Self-Supervised Learning of Depth and Ego-Motion from Video by Alternative Training and Geometric Constraints from 3D to 2D

TL;DR

This paper introduces an alternative training approach for self-supervised depth and ego-motion estimation from video, utilizing geometric constraints and iterative optimization to improve performance without auxiliary tasks.

Contribution

It proposes a novel alternative training scheme with geometric constraints and a 3D structural consistency loss, enhancing depth and pose learning without auxiliary supervision.

Findings

Outperforms state-of-the-art self-supervised methods on benchmark datasets

Effectively utilizes epipolar geometry in pose estimation

Improves depth accuracy with a log-scale 3D consistency loss

Abstract

Self-supervised learning of depth and ego-motion from unlabeled monocular video has acquired promising results and drawn extensive attention.
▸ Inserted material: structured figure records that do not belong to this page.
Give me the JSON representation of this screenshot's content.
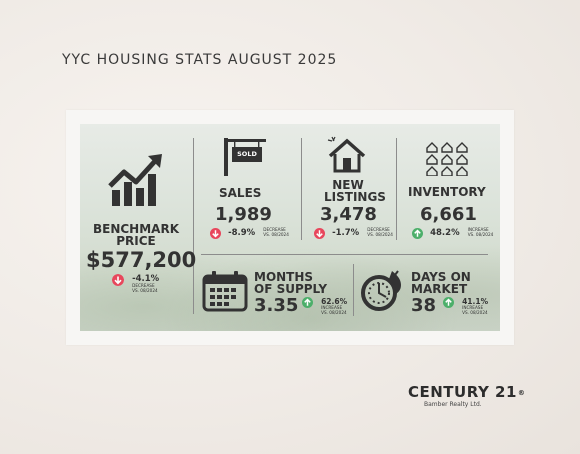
{
  "header": {
    "title": "YYC HOUSING STATS AUGUST 2025"
  },
  "benchmark": {
    "label_line1": "BENCHMARK",
    "label_line2": "PRICE",
    "value": "$577,200",
    "change": "-4.1%",
    "change_type": "DECREASE",
    "compare": "VS. 08/2024",
    "direction": "down"
  },
  "sales": {
    "label": "SALES",
    "sign_text": "SOLD",
    "value": "1,989",
    "change": "-8.9%",
    "change_type": "DECREASE",
    "compare": "VS. 08/2024",
    "direction": "down"
  },
  "new_listings": {
    "label_line1": "NEW",
    "label_line2": "LISTINGS",
    "value": "3,478",
    "change": "-1.7%",
    "change_type": "DECREASE",
    "compare": "VS. 08/2024",
    "direction": "down"
  },
  "inventory": {
    "label": "INVENTORY",
    "value": "6,661",
    "change": "48.2%",
    "change_type": "INCREASE",
    "compare": "VS. 08/2024",
    "direction": "up"
  },
  "months_of_supply": {
    "label_line1": "MONTHS",
    "label_line2": "OF SUPPLY",
    "value": "3.35",
    "change": "62.6%",
    "change_type": "INCREASE",
    "compare": "VS. 08/2024",
    "direction": "up"
  },
  "days_on_market": {
    "label_line1": "DAYS ON",
    "label_line2": "MARKET",
    "value": "38",
    "change": "41.1%",
    "change_type": "INCREASE",
    "compare": "VS. 08/2024",
    "direction": "up"
  },
  "brand": {
    "name": "CENTURY 21",
    "mark": "®",
    "office": "Bamber Realty Ltd."
  },
  "colors": {
    "down": "#e8465c",
    "up": "#4caf6a",
    "text": "#333333"
  },
  "icons": [
    "bar-chart-up-icon",
    "sold-sign-icon",
    "house-icon",
    "houses-grid-icon",
    "calendar-icon",
    "stopwatch-icon",
    "arrow-down-icon",
    "arrow-up-icon"
  ]
}
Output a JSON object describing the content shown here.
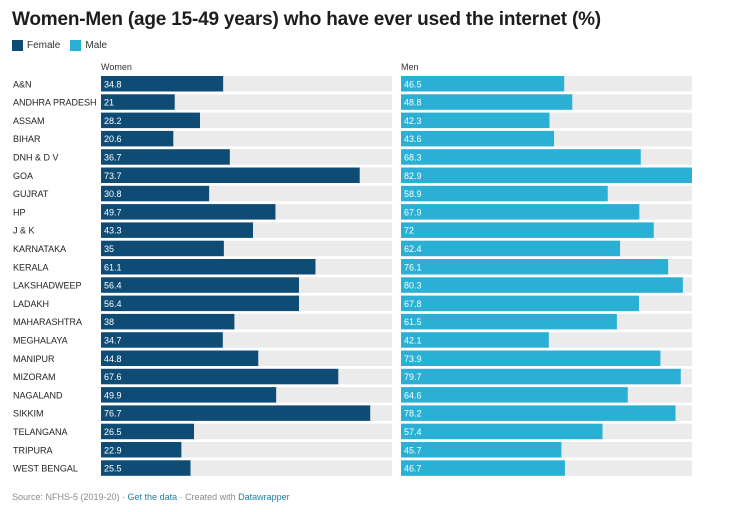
{
  "title": "Women-Men (age 15-49 years) who have ever used the internet (%)",
  "legend": [
    {
      "label": "Female",
      "color": "#0f4c75"
    },
    {
      "label": "Male",
      "color": "#2ab0d4"
    }
  ],
  "footer": {
    "source": "Source: NFHS-5 (2019-20)",
    "sep1": " · ",
    "get_data": "Get the data",
    "sep2": " · Created with ",
    "created_with": "Datawrapper"
  },
  "colors": {
    "female": "#0f4c75",
    "male": "#2ab0d4",
    "track": "#ebebeb"
  },
  "chart_data": {
    "type": "bar",
    "orientation": "horizontal",
    "panels": [
      "Women",
      "Men"
    ],
    "xlim": [
      0,
      82.9
    ],
    "categories": [
      "A&N",
      "ANDHRA PRADESH",
      "ASSAM",
      "BIHAR",
      "DNH & D V",
      "GOA",
      "GUJRAT",
      "HP",
      "J & K",
      "KARNATAKA",
      "KERALA",
      "LAKSHADWEEP",
      "LADAKH",
      "MAHARASHTRA",
      "MEGHALAYA",
      "MANIPUR",
      "MIZORAM",
      "NAGALAND",
      "SIKKIM",
      "TELANGANA",
      "TRIPURA",
      "WEST BENGAL"
    ],
    "series": [
      {
        "name": "Female",
        "panel": "Women",
        "values": [
          34.8,
          21,
          28.2,
          20.6,
          36.7,
          73.7,
          30.8,
          49.7,
          43.3,
          35,
          61.1,
          56.4,
          56.4,
          38,
          34.7,
          44.8,
          67.6,
          49.9,
          76.7,
          26.5,
          22.9,
          25.5
        ]
      },
      {
        "name": "Male",
        "panel": "Men",
        "values": [
          46.5,
          48.8,
          42.3,
          43.6,
          68.3,
          82.9,
          58.9,
          67.9,
          72,
          62.4,
          76.1,
          80.3,
          67.8,
          61.5,
          42.1,
          73.9,
          79.7,
          64.6,
          78.2,
          57.4,
          45.7,
          46.7
        ]
      }
    ]
  }
}
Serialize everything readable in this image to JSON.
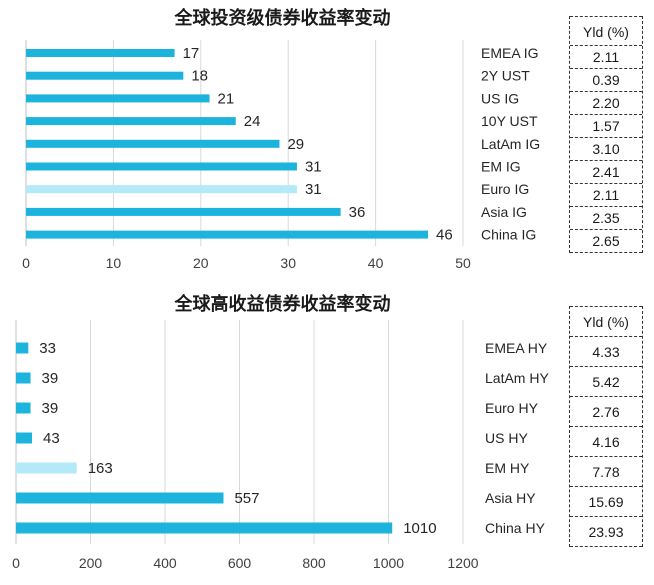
{
  "chart_data": [
    {
      "type": "bar",
      "orientation": "horizontal",
      "title": "全球投资级债券收益率变动",
      "categories": [
        "EMEA IG",
        "2Y UST",
        "US IG",
        "10Y UST",
        "LatAm IG",
        "EM IG",
        "Euro IG",
        "Asia IG",
        "China IG"
      ],
      "values": [
        17,
        18,
        21,
        24,
        29,
        31,
        31,
        36,
        46
      ],
      "highlight_index": 6,
      "xlim": [
        0,
        50
      ],
      "xticks": [
        0,
        10,
        20,
        30,
        40,
        50
      ],
      "grid": true,
      "colors": {
        "bar": "#1CB4DC",
        "highlight": "#B4EAF8"
      },
      "yield_table": {
        "header": "Yld (%)",
        "values": [
          "2.11",
          "0.39",
          "2.20",
          "1.57",
          "3.10",
          "2.41",
          "2.11",
          "2.35",
          "2.65"
        ]
      }
    },
    {
      "type": "bar",
      "orientation": "horizontal",
      "title": "全球高收益债券收益率变动",
      "categories": [
        "EMEA HY",
        "LatAm HY",
        "Euro HY",
        "US HY",
        "EM HY",
        "Asia HY",
        "China HY"
      ],
      "values": [
        33,
        39,
        39,
        43,
        163,
        557,
        1010
      ],
      "highlight_index": 4,
      "xlim": [
        0,
        1200
      ],
      "xticks": [
        0,
        200,
        400,
        600,
        800,
        1000,
        1200
      ],
      "grid": true,
      "colors": {
        "bar": "#1CB4DC",
        "highlight": "#B4EAF8"
      },
      "yield_table": {
        "header": "Yld (%)",
        "values": [
          "4.33",
          "5.42",
          "2.76",
          "4.16",
          "7.78",
          "15.69",
          "23.93"
        ]
      }
    }
  ]
}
Most existing methods jointly train the depth and pose networks by photometric consistency of adjacent frames based on the principle of structure-from-motion (SFM). However, the coupling relationship of the depth and pose networks seriously influences the learning performance, and the re-projection relations is sensitive to scale ambiguity, especially for pose learning. In this paper, we aim to improve the depth-pose learning performance without the auxiliary tasks and address the above issues by alternative training each task and incorporating the epipolar geometric constraints into the Iterative Closest Point (ICP) based point clouds match process. Distinct from jointly training the depth and pose networks, our key idea is to better utilize the mutual dependency of these two tasks by alternatively training each network with respective losses while fixing the other. We also design a log-scale 3D structural consistency loss to put more emphasis on the smaller depth values during training. To makes the optimization easier, we further incorporate the epipolar geometry into the ICP based learning process for pose learning. Extensive experiments on various benchmarks datasets indicate the superiority of our algorithm over the state-of-the-art self-supervised methods.